Provider agencies shall use this data to evaluate the effectiveness of
services provided. Provider agencies
shall submit to the case manager data reports and individual progress summaries
quarterly, or more frequently, as decided by the IDT. These reports shall be included in the
individual’s case management record, and used by the team to determine the
ongoing effectiveness of the supports and services being provided. Determination of effectiveness shall result in
timely modification of supports and services as needed.
D. The
ISP shall be consistent with all relevant health care authority and DDSD rules,
policies, procedures operational guidelines, including, but not limited to, the
HCA operational procedures; standards and applicable accreditation standards
approved by the authority and DDSD; the behavioral support policy, the Jackson management manual (appendices A
and B); the medicaid waiver operations manual; the program standards for DD
community agencies; the case manager standards and client rights
regulations. Confidentiality and
individual rights shall be protected at all times.
E. For
Jackson class members, the request to
initiate a dispute under appendix B of the Jackson
management manual shall automatically delay implementation of the disputed
portions of the ISP until the dispute is resolved unless the health or safety
of the individual would be adversely affected.
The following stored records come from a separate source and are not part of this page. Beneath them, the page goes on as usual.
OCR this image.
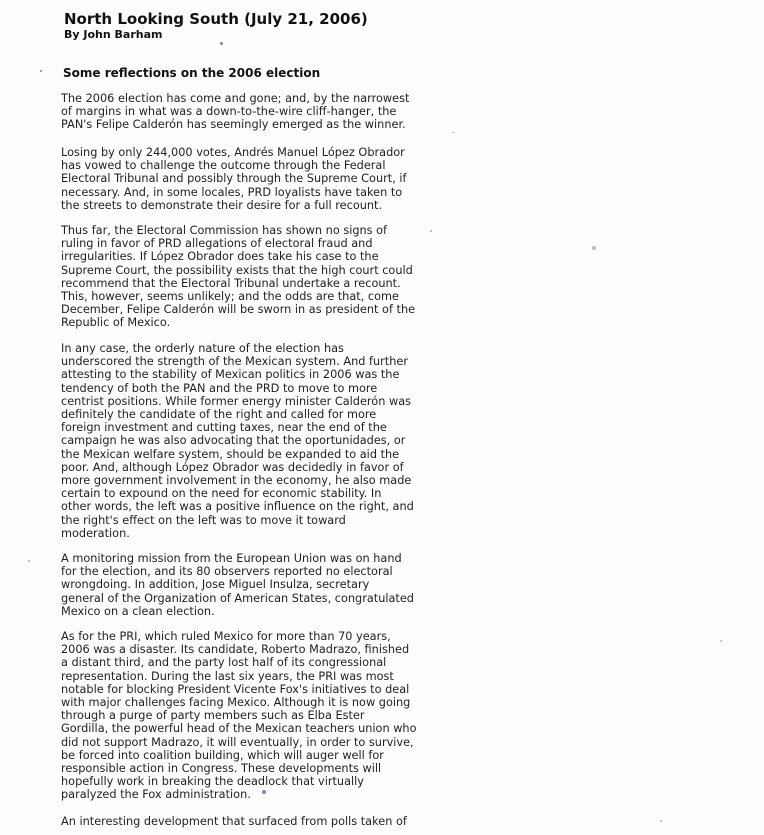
North Looking South (July 21, 2006)
By John Barham
Some reflections on the 2006 election
The 2006 election has come and gone; and, by the narrowest
of margins in what was a down-to-the-wire cliff-hanger, the
PAN's Felipe Calderón has seemingly emerged as the winner.
Losing by only 244,000 votes, Andrés Manuel López Obrador
has vowed to challenge the outcome through the Federal
Electoral Tribunal and possibly through the Supreme Court, if
necessary. And, in some locales, PRD loyalists have taken to
the streets to demonstrate their desire for a full recount.
Thus far, the Electoral Commission has shown no signs of
ruling in favor of PRD allegations of electoral fraud and
irregularities. If López Obrador does take his case to the
Supreme Court, the possibility exists that the high court could
recommend that the Electoral Tribunal undertake a recount.
This, however, seems unlikely; and the odds are that, come
December, Felipe Calderón will be sworn in as president of the
Republic of Mexico.
In any case, the orderly nature of the election has
underscored the strength of the Mexican system. And further
attesting to the stability of Mexican politics in 2006 was the
tendency of both the PAN and the PRD to move to more
centrist positions. While former energy minister Calderón was
definitely the candidate of the right and called for more
foreign investment and cutting taxes, near the end of the
campaign he was also advocating that the oportunidades, or
the Mexican welfare system, should be expanded to aid the
poor. And, although López Obrador was decidedly in favor of
more government involvement in the economy, he also made
certain to expound on the need for economic stability. In
other words, the left was a positive influence on the right, and
the right's effect on the left was to move it toward
moderation.
A monitoring mission from the European Union was on hand
for the election, and its 80 observers reported no electoral
wrongdoing. In addition, Jose Miguel Insulza, secretary
general of the Organization of American States, congratulated
Mexico on a clean election.
As for the PRI, which ruled Mexico for more than 70 years,
2006 was a disaster. Its candidate, Roberto Madrazo, finished
a distant third, and the party lost half of its congressional
representation. During the last six years, the PRI was most
notable for blocking President Vicente Fox's initiatives to deal
with major challenges facing Mexico. Although it is now going
through a purge of party members such as Elba Ester
Gordilla, the powerful head of the Mexican teachers union who
did not support Madrazo, it will eventually, in order to survive,
be forced into coalition building, which will auger well for
responsible action in Congress. These developments will
hopefully work in breaking the deadlock that virtually
paralyzed the Fox administration.
An interesting development that surfaced from polls taken of
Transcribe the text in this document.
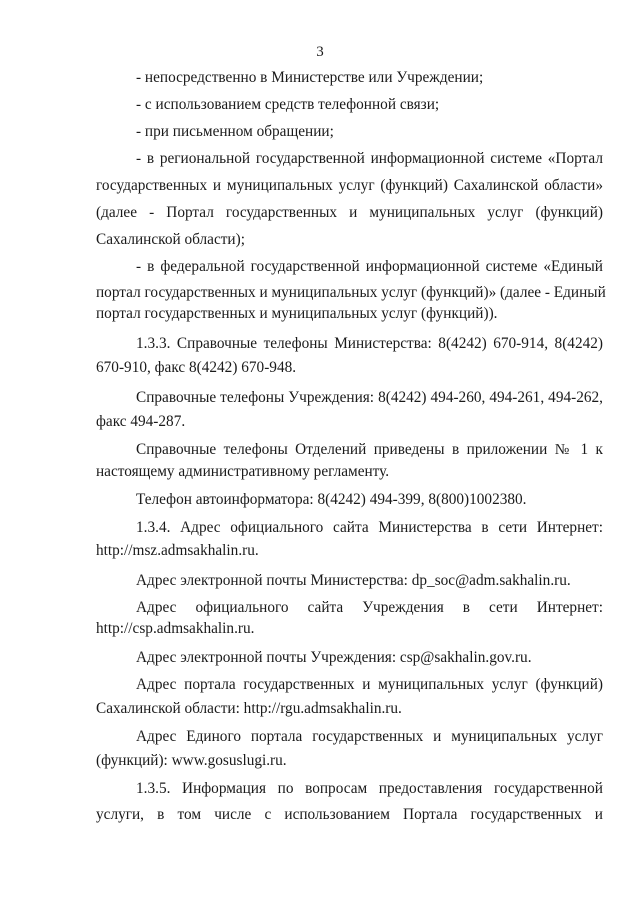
3
- непосредственно в Министерстве или Учреждении;
- с использованием средств телефонной связи;
- при письменном обращении;
- в региональной государственной информационной системе «Портал
государственных и муниципальных услуг (функций) Сахалинской области»
(далее - Портал государственных и муниципальных услуг (функций)
Сахалинской области);
- в федеральной государственной информационной системе «Единый
портал государственных и муниципальных услуг (функций)» (далее - Единый
портал государственных и муниципальных услуг (функций)).
1.3.3. Справочные телефоны Министерства: 8(4242) 670-914, 8(4242)
670-910, факс 8(4242) 670-948.
Справочные телефоны Учреждения: 8(4242) 494-260, 494-261, 494-262,
факс 494-287.
Справочные телефоны Отделений приведены в приложении № 1 к
настоящему административному регламенту.
Телефон автоинформатора: 8(4242) 494-399, 8(800)1002380.
1.3.4. Адрес официального сайта Министерства в сети Интернет:
http://msz.admsakhalin.ru.
Адрес электронной почты Министерства: dp_soc@adm.sakhalin.ru.
Адрес официального сайта Учреждения в сети Интернет:
http://csp.admsakhalin.ru.
Адрес электронной почты Учреждения: csp@sakhalin.gov.ru.
Адрес портала государственных и муниципальных услуг (функций)
Сахалинской области: http://rgu.admsakhalin.ru.
Адрес Единого портала государственных и муниципальных услуг
(функций): www.gosuslugi.ru.
1.3.5. Информация по вопросам предоставления государственной
услуги, в том числе с использованием Портала государственных и
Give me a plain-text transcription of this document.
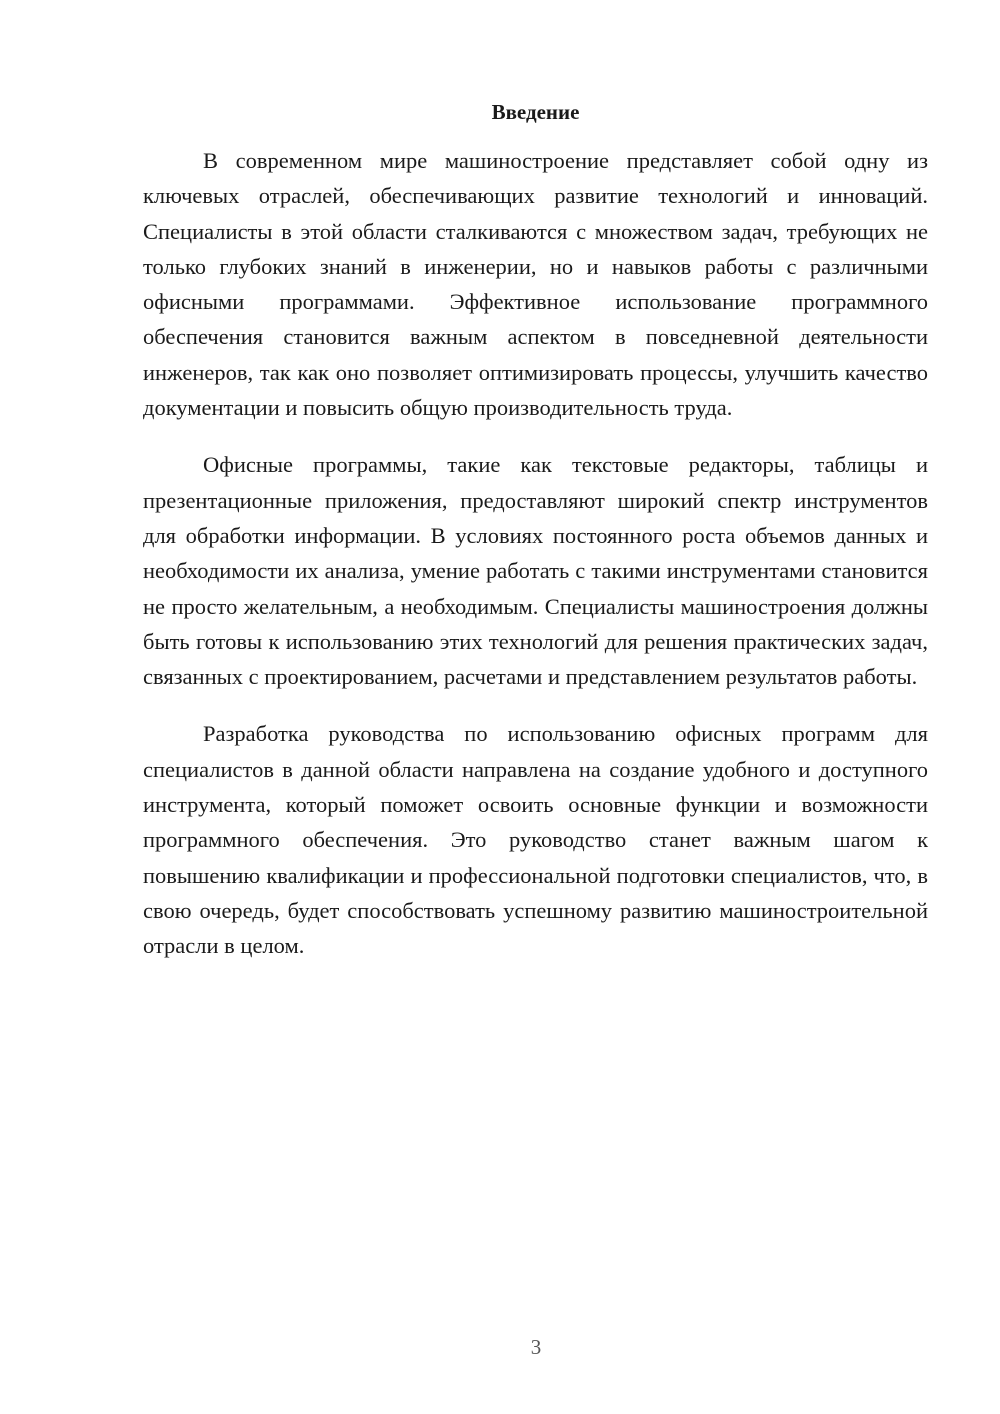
Введение

В современном мире машиностроение представляет собой одну из ключевых отраслей, обеспечивающих развитие технологий и инноваций. Специалисты в этой области сталкиваются с множеством задач, требующих не только глубоких знаний в инженерии, но и навыков работы с различными офисными программами. Эффективное использование программного обеспечения становится важным аспектом в повседневной деятельности инженеров, так как оно позволяет оптимизировать процессы, улучшить качество документации и повысить общую производительность труда.

Офисные программы, такие как текстовые редакторы, таблицы и презентационные приложения, предоставляют широкий спектр инструментов для обработки информации. В условиях постоянного роста объемов данных и необходимости их анализа, умение работать с такими инструментами становится не просто желательным, а необходимым. Специалисты машиностроения должны быть готовы к использованию этих технологий для решения практических задач, связанных с проектированием, расчетами и представлением результатов работы.

Разработка руководства по использованию офисных программ для специалистов в данной области направлена на создание удобного и доступного инструмента, который поможет освоить основные функции и возможности программного обеспечения. Это руководство станет важным шагом к повышению квалификации и профессиональной подготовки специалистов, что, в свою очередь, будет способствовать успешному развитию машиностроительной отрасли в целом.

3
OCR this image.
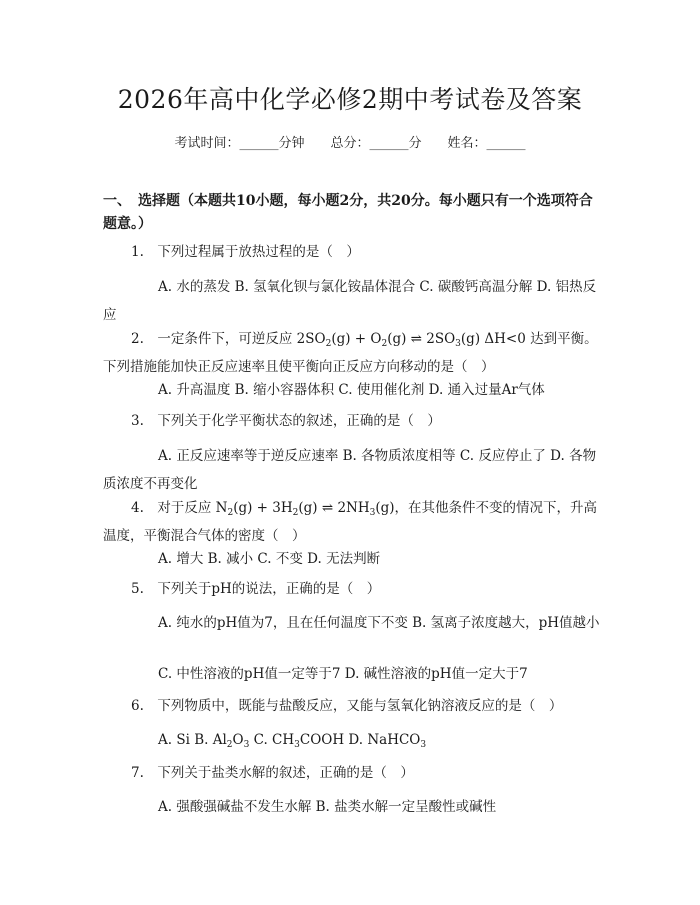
2026年高中化学必修2期中考试卷及答案
考试时间：______分钟 总分：______分 姓名：______
一、　选择题（本题共10小题，每小题2分，共20分。每小题只有一个选项符合题意。）
1.　下列过程属于放热过程的是（　）
A. 水的蒸发 B. 氢氧化钡与氯化铵晶体混合 C. 碳酸钙高温分解 D. 铝热反应
2.　一定条件下，可逆反应 $2SO_2(g) + O_2(g)$ ⇌ $2SO_3(g)$ ΔH<0 达到平衡。下列措施能加快正反应速率且使平衡向正反应方向移动的是（　）
A. 升高温度 B. 缩小容器体积 C. 使用催化剂 D. 通入过量Ar气体
3.　下列关于化学平衡状态的叙述，正确的是（　）
A. 正反应速率等于逆反应速率 B. 各物质浓度相等 C. 反应停止了 D. 各物质浓度不再变化
4.　对于反应 $N_2(g) + 3H_2(g)$ ⇌ $2NH_3(g)$，在其他条件不变的情况下，升高温度，平衡混合气体的密度（　）
A. 增大 B. 减小 C. 不变 D. 无法判断
5.　下列关于pH的说法，正确的是（　）
A. 纯水的pH值为7，且在任何温度下不变 B. 氢离子浓度越大，pH值越小
C. 中性溶液的pH值一定等于7 D. 碱性溶液的pH值一定大于7
6.　下列物质中，既能与盐酸反应，又能与氢氧化钠溶液反应的是（　）
A. Si B. $Al_2O_3$ C. $CH_3COOH$ D. NaHCO$_3$
7.　下列关于盐类水解的叙述，正确的是（　）
A. 强酸强碱盐不发生水解 B. 盐类水解一定呈酸性或碱性
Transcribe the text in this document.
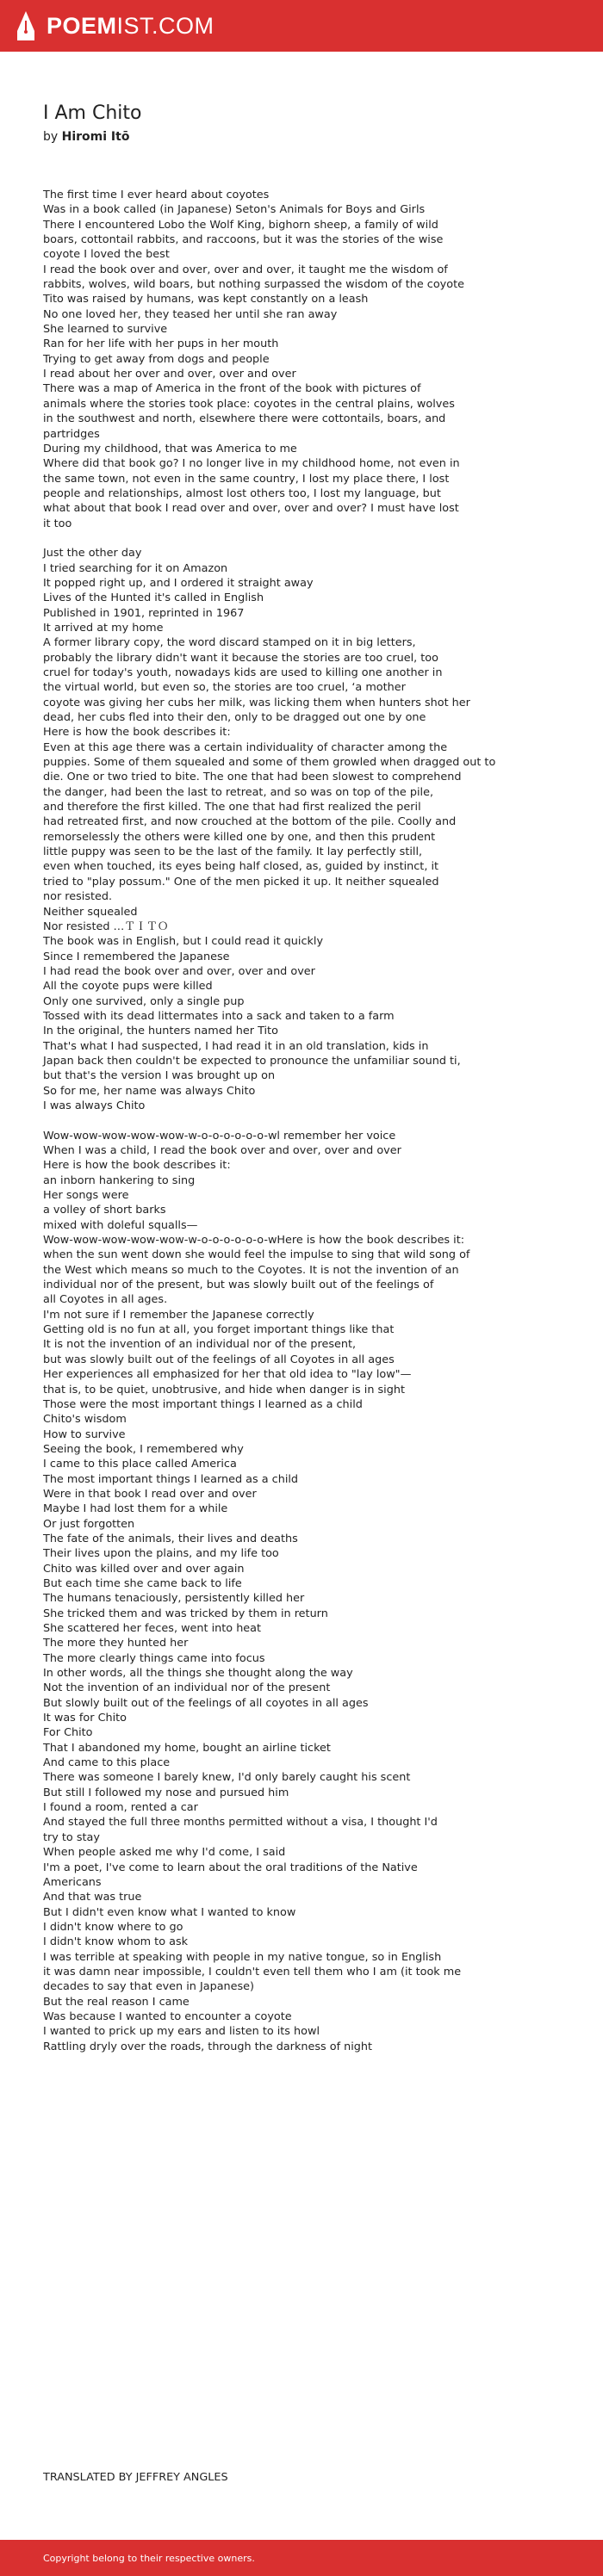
POEMIST.COM
I Am Chito
by Hiromi Itō
The first time I ever heard about coyotes
Was in a book called (in Japanese) Seton's Animals for Boys and Girls
There I encountered Lobo the Wolf King, bighorn sheep, a family of wild
boars, cottontail rabbits, and raccoons, but it was the stories of the wise
coyote I loved the best
I read the book over and over, over and over, it taught me the wisdom of
rabbits, wolves, wild boars, but nothing surpassed the wisdom of the coyote
Tito was raised by humans, was kept constantly on a leash
No one loved her, they teased her until she ran away
She learned to survive
Ran for her life with her pups in her mouth
Trying to get away from dogs and people
I read about her over and over, over and over
There was a map of America in the front of the book with pictures of
animals where the stories took place: coyotes in the central plains, wolves
in the southwest and north, elsewhere there were cottontails, boars, and
partridges
During my childhood, that was America to me
Where did that book go? I no longer live in my childhood home, not even in
the same town, not even in the same country, I lost my place there, I lost
people and relationships, almost lost others too, I lost my language, but
what about that book I read over and over, over and over? I must have lost
it too
Just the other day
I tried searching for it on Amazon
It popped right up, and I ordered it straight away
Lives of the Hunted it's called in English
Published in 1901, reprinted in 1967
It arrived at my home
A former library copy, the word discard stamped on it in big letters,
probably the library didn't want it because the stories are too cruel, too
cruel for today's youth, nowadays kids are used to killing one another in
the virtual world, but even so, the stories are too cruel, ‘a mother
coyote was giving her cubs her milk, was licking them when hunters shot her
dead, her cubs fled into their den, only to be dragged out one by one
Here is how the book describes it:
Even at this age there was a certain individuality of character among the
puppies. Some of them squealed and some of them growled when dragged out to
die. One or two tried to bite. The one that had been slowest to comprehend
the danger, had been the last to retreat, and so was on top of the pile,
and therefore the first killed. The one that had first realized the peril
had retreated first, and now crouched at the bottom of the pile. Coolly and
remorselessly the others were killed one by one, and then this prudent
little puppy was seen to be the last of the family. It lay perfectly still,
even when touched, its eyes being half closed, as, guided by instinct, it
tried to "play possum." One of the men picked it up. It neither squealed
nor resisted.
Neither squealed
Nor resisted …ＴＩＴＯ
The book was in English, but I could read it quickly
Since I remembered the Japanese
I had read the book over and over, over and over
All the coyote pups were killed
Only one survived, only a single pup
Tossed with its dead littermates into a sack and taken to a farm
In the original, the hunters named her Tito
That's what I had suspected, I had read it in an old translation, kids in
Japan back then couldn't be expected to pronounce the unfamiliar sound ti,
but that's the version I was brought up on
So for me, her name was always Chito
I was always Chito
Wow-wow-wow-wow-wow-w-o-o-o-o-o-o-wl remember her voice
When I was a child, I read the book over and over, over and over
Here is how the book describes it:
an inborn hankering to sing
Her songs were
a volley of short barks
mixed with doleful squalls—
Wow-wow-wow-wow-wow-w-o-o-o-o-o-o-wHere is how the book describes it:
when the sun went down she would feel the impulse to sing that wild song of
the West which means so much to the Coyotes. It is not the invention of an
individual nor of the present, but was slowly built out of the feelings of
all Coyotes in all ages.
I'm not sure if I remember the Japanese correctly
Getting old is no fun at all, you forget important things like that
It is not the invention of an individual nor of the present,
but was slowly built out of the feelings of all Coyotes in all ages
Her experiences all emphasized for her that old idea to "lay low"—
that is, to be quiet, unobtrusive, and hide when danger is in sight
Those were the most important things I learned as a child
Chito's wisdom
How to survive
Seeing the book, I remembered why
I came to this place called America
The most important things I learned as a child
Were in that book I read over and over
Maybe I had lost them for a while
Or just forgotten
The fate of the animals, their lives and deaths
Their lives upon the plains, and my life too
Chito was killed over and over again
But each time she came back to life
The humans tenaciously, persistently killed her
She tricked them and was tricked by them in return
She scattered her feces, went into heat
The more they hunted her
The more clearly things came into focus
In other words, all the things she thought along the way
Not the invention of an individual nor of the present
But slowly built out of the feelings of all coyotes in all ages
It was for Chito
For Chito
That I abandoned my home, bought an airline ticket
And came to this place
There was someone I barely knew, I'd only barely caught his scent
But still I followed my nose and pursued him
I found a room, rented a car
And stayed the full three months permitted without a visa, I thought I'd
try to stay
When people asked me why I'd come, I said
I'm a poet, I've come to learn about the oral traditions of the Native
Americans
And that was true
But I didn't even know what I wanted to know
I didn't know where to go
I didn't know whom to ask
I was terrible at speaking with people in my native tongue, so in English
it was damn near impossible, I couldn't even tell them who I am (it took me
decades to say that even in Japanese)
But the real reason I came
Was because I wanted to encounter a coyote
I wanted to prick up my ears and listen to its howl
Rattling dryly over the roads, through the darkness of night
TRANSLATED BY JEFFREY ANGLES
Copyright belong to their respective owners.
Any dispute raised under appendix B shall be decided under the hearing
officer guidelines for decisions contained in the appendix.
F. Nothing
in this regulation shall provide an entitlement to programs, supports, services
or benefits or create any legal rights that do not otherwise exist under other
law or regulation.
G. The
health care authority’s decision regarding the allocation of resources to any
ISP is final, (within the HCA) in the authority’s sole discretion, and is not
reviewable in the dispute resolution process or other agency administrative
review process.
H. Community
service provider agencies and case management agencies shall modify or amend
their internal policies and procedures regarding ISP development to reflect the
provisions stated within the ISP regulations.
All ISPs and all modifications to ISPs shall be developed in compliance
with these regulations.
[8.371.5.17 NMAC - N, 7/1/2024]
8.371.5.18 SANCTIONS. The authority
or other governmental agency having regulatory enforcement authority for
community based services provider agencies who have entered into contracts or
medicaid provider agreements with the health care authority, developmental
disabilities supports division, may sanction in accordance with applicable law
if the service provider fails to provide services as set forth by this rule. Such sanctions may include revocation or
suspension of license, directed plan of correction, intermediate sanctions or
civil monetary penalty up to $5000 per instance, or termination or non-renewal
of any contract with the authority or other governmental agency.